Cuap-cuap Menulis (Part 2)



Bercita-cita jadi seorang penulis?

Nggak. Dulu, cita-citaku itu pengin jadi seorang Arsitek. Rasanya seneng aja kan bisa bikinin denah rumah yang bagus untuk banyak orang. Bisa membantu orang-orang agar rumahnya terasa nyaman, tenang, dan enak untuk dihuni. Membuat sirkulasi udara yang baik, dekorasi yang indah, warna cat yang sesuai, ada taman di dalam rumah, dilengkapi wall waterfall, rumah minimalis tapi terkesan luas, atau apa pun itu yang berhubungan dengan arsitektur, aku suka. Tapi sayangnya, cita-cita mulia itu kurang begitu didukung sama orang tua. Alasannya sungguh klasik. "Kamu anak perempuan, calon ibu. Kalau jadi Arsitek dan ada proyek banyak, siapa yang ngurus di rumah?" akhirnya dengan sedih hati, aku terjun bebas ke Akuntansi.

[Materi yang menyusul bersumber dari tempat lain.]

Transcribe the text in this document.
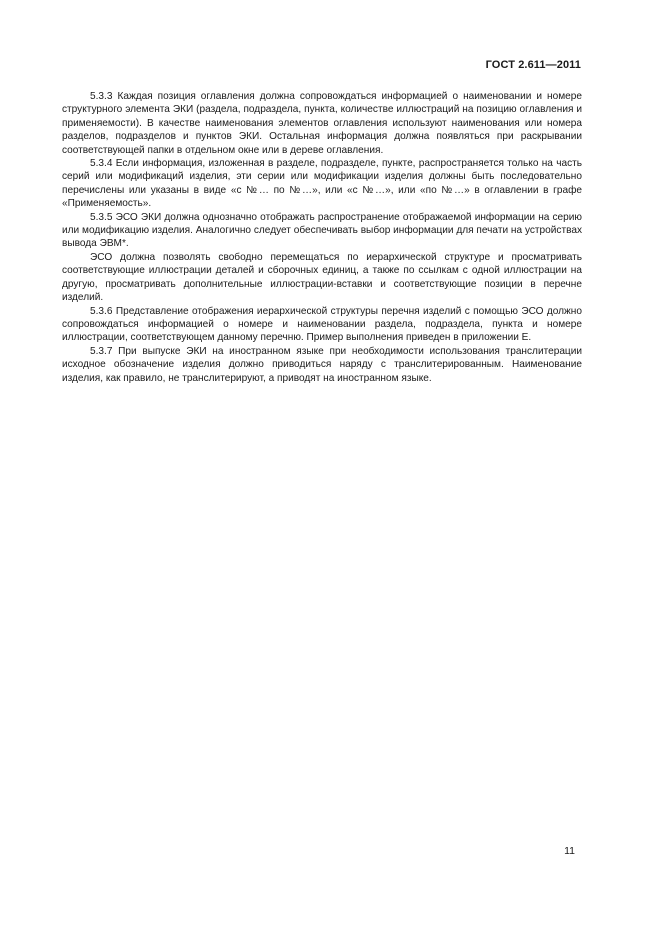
ГОСТ 2.611—2011

5.3.3 Каждая позиция оглавления должна сопровождаться информацией о наименовании и номере структурного элемента ЭКИ (раздела, подраздела, пункта, количестве иллюстраций на позицию оглавления и применяемости). В качестве наименования элементов оглавления используют наименования или номера разделов, подразделов и пунктов ЭКИ. Остальная информация должна появляться при раскрывании соответствующей папки в отдельном окне или в дереве оглавления.

5.3.4 Если информация, изложенная в разделе, подразделе, пункте, распространяется только на часть серий или модификаций изделия, эти серии или модификации изделия должны быть последовательно перечислены или указаны в виде «с №… по №…», или «с №…», или «по №…» в оглавлении в графе «Применяемость».

5.3.5 ЭСО ЭКИ должна однозначно отображать распространение отображаемой информации на серию или модификацию изделия. Аналогично следует обеспечивать выбор информации для печати на устройствах вывода ЭВМ*.

ЭСО должна позволять свободно перемещаться по иерархической структуре и просматривать соответствующие иллюстрации деталей и сборочных единиц, а также по ссылкам с одной иллюстрации на другую, просматривать дополнительные иллюстрации-вставки и соответствующие позиции в перечне изделий.

5.3.6 Представление отображения иерархической структуры перечня изделий с помощью ЭСО должно сопровождаться информацией о номере и наименовании раздела, подраздела, пункта и номере иллюстрации, соответствующем данному перечню. Пример выполнения приведен в приложении Е.

5.3.7 При выпуске ЭКИ на иностранном языке при необходимости использования транслитерации исходное обозначение изделия должно приводиться наряду с транслитерированным. Наименование изделия, как правило, не транслитерируют, а приводят на иностранном языке.

11
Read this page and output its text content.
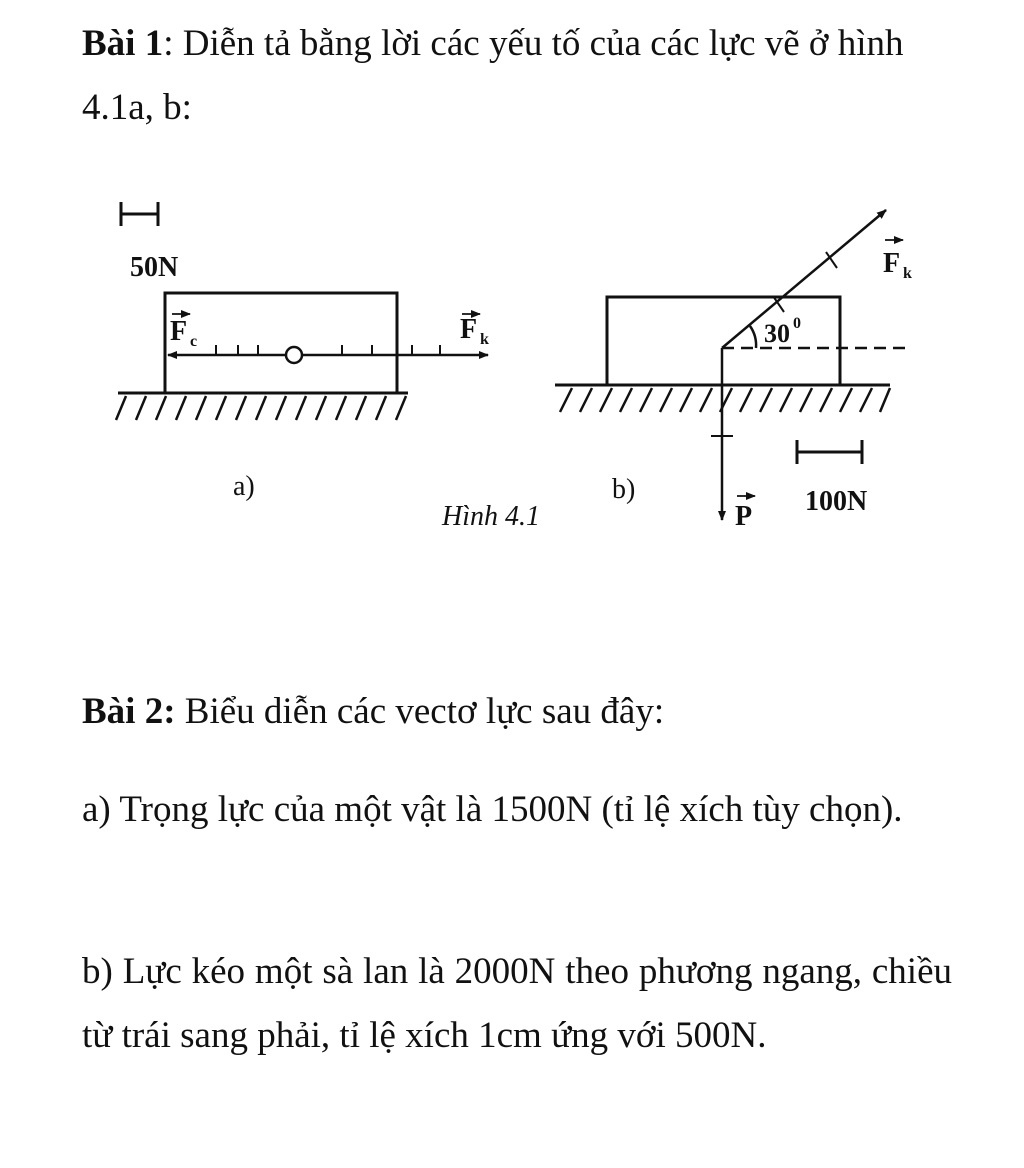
Bài 1: Diễn tả bằng lời các yếu tố của các lực vẽ ở hình 4.1a, b:

50N
F c	F k
a)
Hình 4.1
30 0
F k
P 100N
b)

Bài 2: Biểu diễn các vectơ lực sau đây:

a) Trọng lực của một vật là 1500N (tỉ lệ xích tùy chọn).

b) Lực kéo một sà lan là 2000N theo phương ngang, chiều từ trái sang phải, tỉ lệ xích 1cm ứng với 500N.
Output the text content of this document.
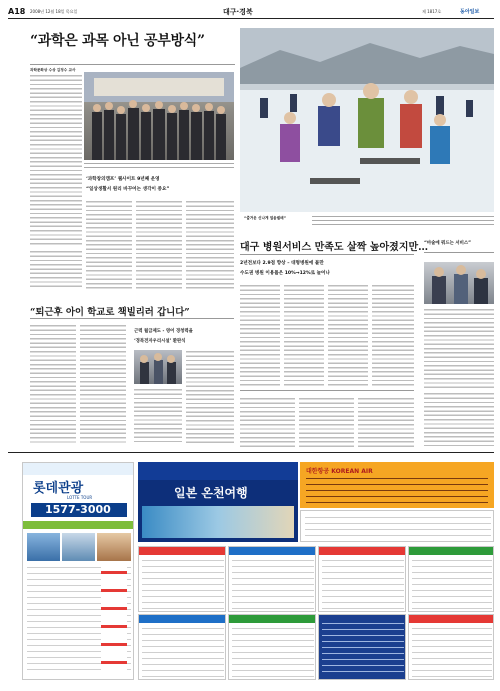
A18 2008년 12월 18일 목요일	대구·경북	제 1817호	동아일보
“과학은 과목 아닌 공부방식”
과학문화상 수상 김정수 교사
‘과학창의캠프’ 웹사이트 9년째 운영
“일상생활서 원리 바꾸어는 생각이 중요”
“즐거운 신나게 얼음썰매”
대구 병원서비스 만족도 살짝 높아졌지만…
2년전보다 2.9점 향상 – 대형병원에 불만
수도권 병원 이용률은 10%→12%로 늘어나
“마술에 뭐드는 서비스”
“퇴근후 아이 학교로 책빌리러 갑니다”
근력 월급제도 - 영어 경청력을
‘경북전자우리시설’ 환판식
롯데관광
LOTTE TOUR
1577-3000
일본 온천여행
대한항공 KOREAN AIR
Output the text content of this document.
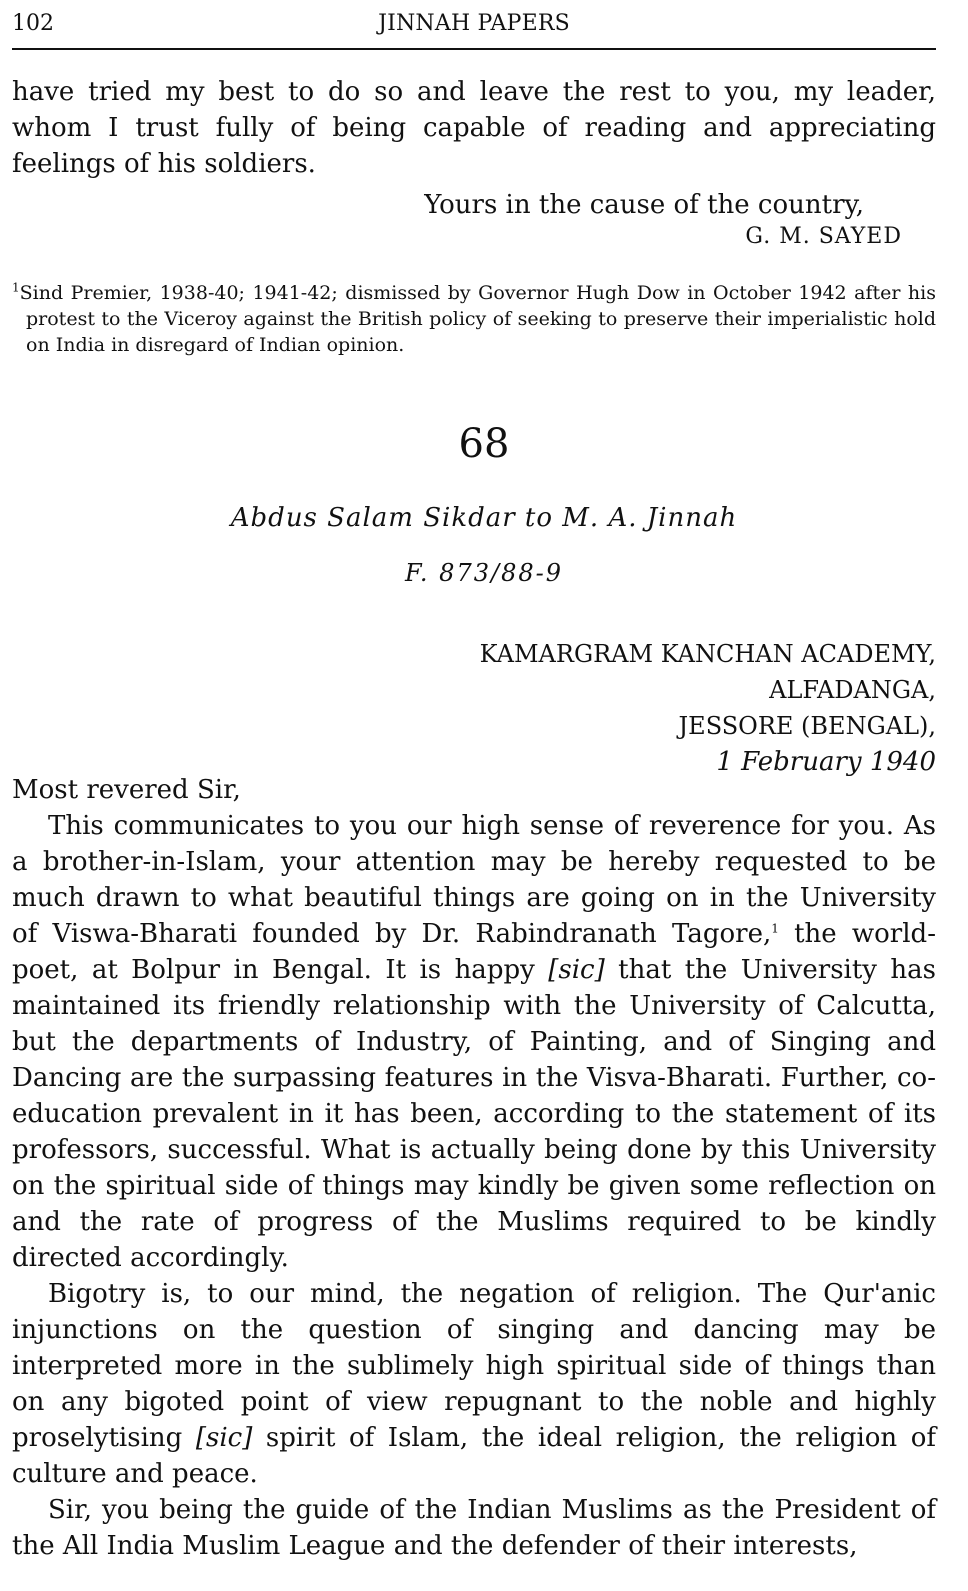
102	JINNAH PAPERS

have tried my best to do so and leave the rest to you, my leader, whom I trust fully of being capable of reading and appreciating feelings of his soldiers.

Yours in the cause of the country,
G. M. SAYED
$^1$Sind Premier, 1938-40; 1941-42; dismissed by Governor Hugh Dow in October 1942 after his protest to the Viceroy against the British policy of seeking to preserve their imperialistic hold on India in disregard of Indian opinion.
68
Abdus Salam Sikdar to M. A. Jinnah
F. 873/88-9
KAMARGRAM KANCHAN ACADEMY,
ALFADANGA,
JESSORE (BENGAL),
1 February 1940
Most revered Sir,

This communicates to you our high sense of reverence for you. As a brother-in-Islam, your attention may be hereby requested to be much drawn to what beautiful things are going on in the University of Viswa-Bharati founded by Dr. Rabindranath Tagore,$^1$ the world-poet, at Bolpur in Bengal. It is happy [sic] that the University has maintained its friendly relationship with the University of Calcutta, but the departments of Industry, of Painting, and of Singing and Dancing are the surpassing features in the Visva-Bharati. Further, co-education prevalent in it has been, according to the statement of its professors, successful. What is actually being done by this University on the spiritual side of things may kindly be given some reflection on and the rate of progress of the Muslims required to be kindly directed accordingly.

Bigotry is, to our mind, the negation of religion. The Qur'anic injunctions on the question of singing and dancing may be interpreted more in the sublimely high spiritual side of things than on any bigoted point of view repugnant to the noble and highly proselytising [sic] spirit of Islam, the ideal religion, the religion of culture and peace.

Sir, you being the guide of the Indian Muslims as the President of the All India Muslim League and the defender of their interests,
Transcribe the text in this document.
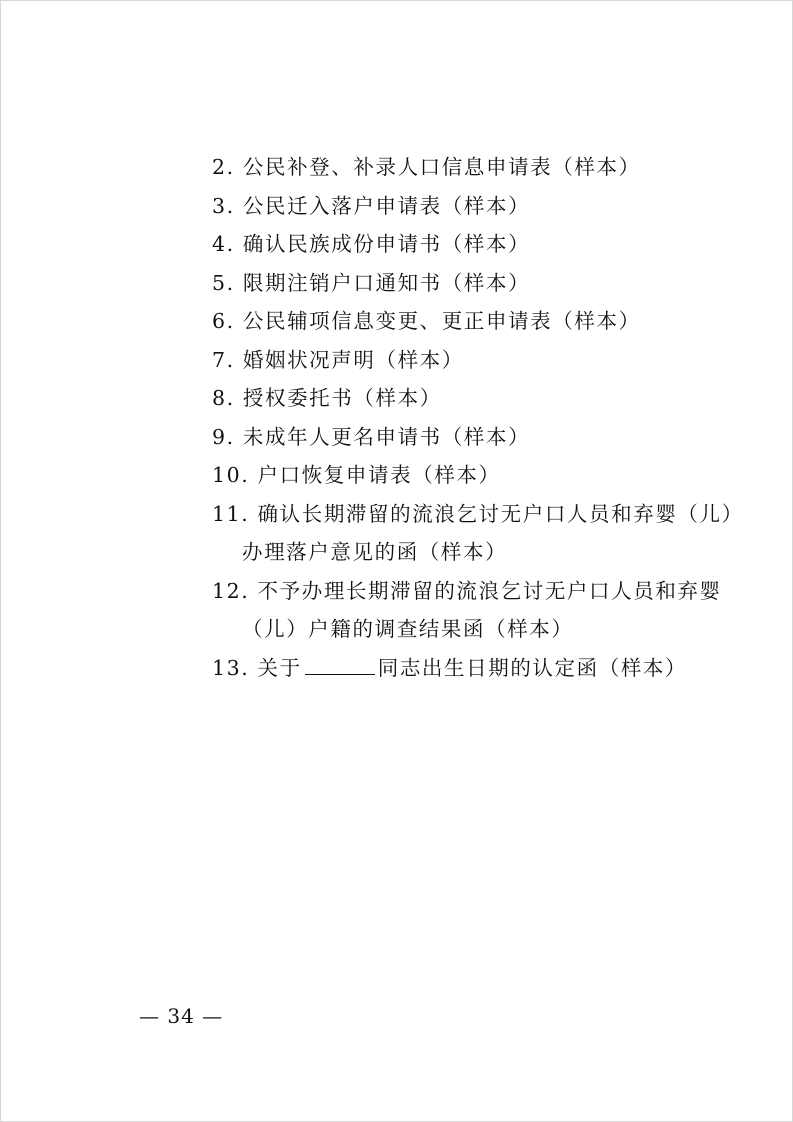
2. 公民补登、补录人口信息申请表（样本）
3. 公民迁入落户申请表（样本）
4. 确认民族成份申请书（样本）
5. 限期注销户口通知书（样本）
6. 公民辅项信息变更、更正申请表（样本）
7. 婚姻状况声明（样本）
8. 授权委托书（样本）
9. 未成年人更名申请书（样本）
10. 户口恢复申请表（样本）
11. 确认长期滞留的流浪乞讨无户口人员和弃婴（儿）
办理落户意见的函（样本）
12. 不予办理长期滞留的流浪乞讨无户口人员和弃婴
（儿）户籍的调查结果函（样本）
13. 关于	同志出生日期的认定函（样本）
— 34 —
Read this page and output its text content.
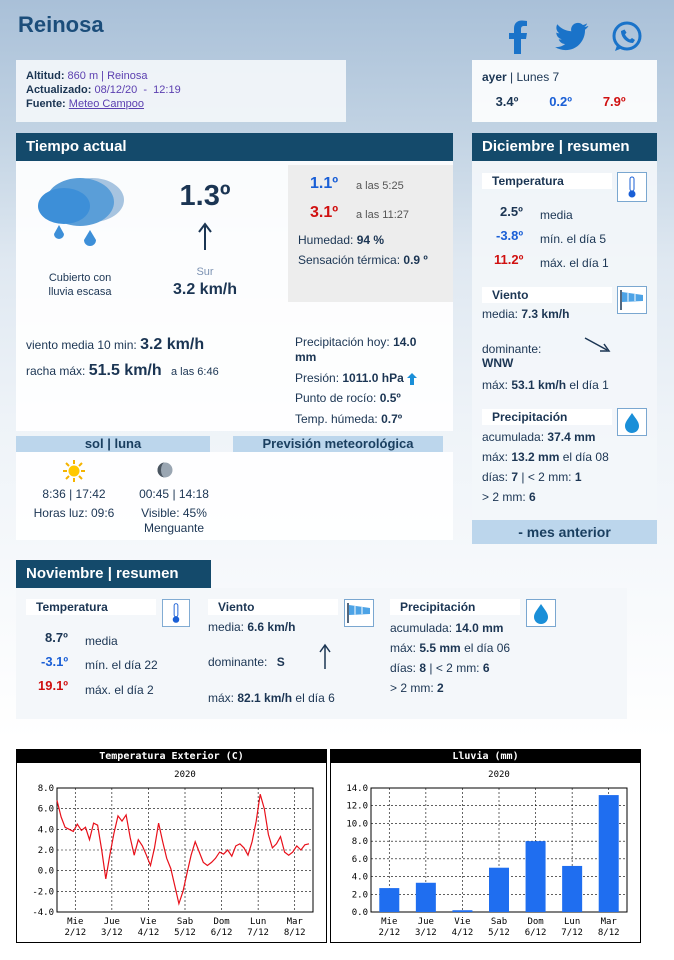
Reinosa
Altitud: 860 m | Reinosa
Actualizado: 08/12/20  -  12:19
Fuente: Meteo Campoo
ayer | Lunes 7
3.4º 0.2º 7.9º
Tiempo actual
Cubierto con
lluvia escasa
1.3º
Sur
3.2 km/h
1.1º a las 5:25
3.1º a las 11:27
Humedad: 94 %
Sensación térmica: 0.9 º
viento media 10 min: 3.2 km/h
racha máx: 51.5 km/h a las 6:46
Precipitación hoy: 14.0
mm
Presión: 1011.0 hPa
Punto de rocío: 0.5º
Temp. húmeda: 0.7º
sol | luna	Previsión meteorológica
8:36 | 17:42
Horas luz: 09:6
00:45 | 14:18
Visible: 45%
Menguante
Diciembre | resumen
Temperatura
2.5º media
-3.8º mín. el día 5
11.2º máx. el día 1
Viento
media: 7.3 km/h
dominante:
WNW
máx: 53.1 km/h el día 1
Precipitación
acumulada: 37.4 mm
máx: 13.2 mm el día 08
días: 7 | < 2 mm: 1
> 2 mm: 6
- mes anterior
Noviembre | resumen
Temperatura
8.7º media
-3.1º mín. el día 22
19.1º máx. el día 2
Viento
media: 6.6 km/h
dominante: S
máx: 82.1 km/h el día 6
Precipitación
acumulada: 14.0 mm
máx: 5.5 mm el día 06
días: 8 | < 2 mm: 6
> 2 mm: 2
Temperatura Exterior (C)
2020
8.0
6.0
4.0
2.0
0.0
-2.0
-4.0
Mie
2/12
Jue
3/12
Vie
4/12
Sab
5/12
Dom
6/12
Lun
7/12
Mar
8/12
Lluvia (mm)
2020
14.0
12.0
10.0
8.0
6.0
4.0
2.0
0.0
Mie
2/12
Jue
3/12
Vie
4/12
Sab
5/12
Dom
6/12
Lun
7/12
Mar
8/12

Awalnya, aku sama sekali nggak berpikir buat jadi penulis. Dulu pun aku nggak begitu sering menulis, selain nulis diary (dari kelas 3 SD). Tapi ternyata, semua berubah sejak aku duduk di bangku kelas 2 SMA. Waktu itu aku datang ke sebuah acara pameran buku yang didampingi guru Seni Budaya. Setelah sampai di sana, kami dikasih beberapa novel teenlit yang ternyata penulisnya berasal dari kota kami sendiri, Garut. Dan dua orang dari beberapa penulis itu adalah teman satu sekolahku. Satunya seangkatan sama aku dan yang satu senior setingkat di atasku. Kayaknya aku harus berterima kasih sama mereka karena dengan karya mereka, aku mulai bersemangat untuk mencoba menulis tidak hanya nulis diary. Aku ngerasa bahwa aku punya bakat di bidang menulis. Meskipun hingga saat ini tulisanku masih jauh dari yang namanya bagus.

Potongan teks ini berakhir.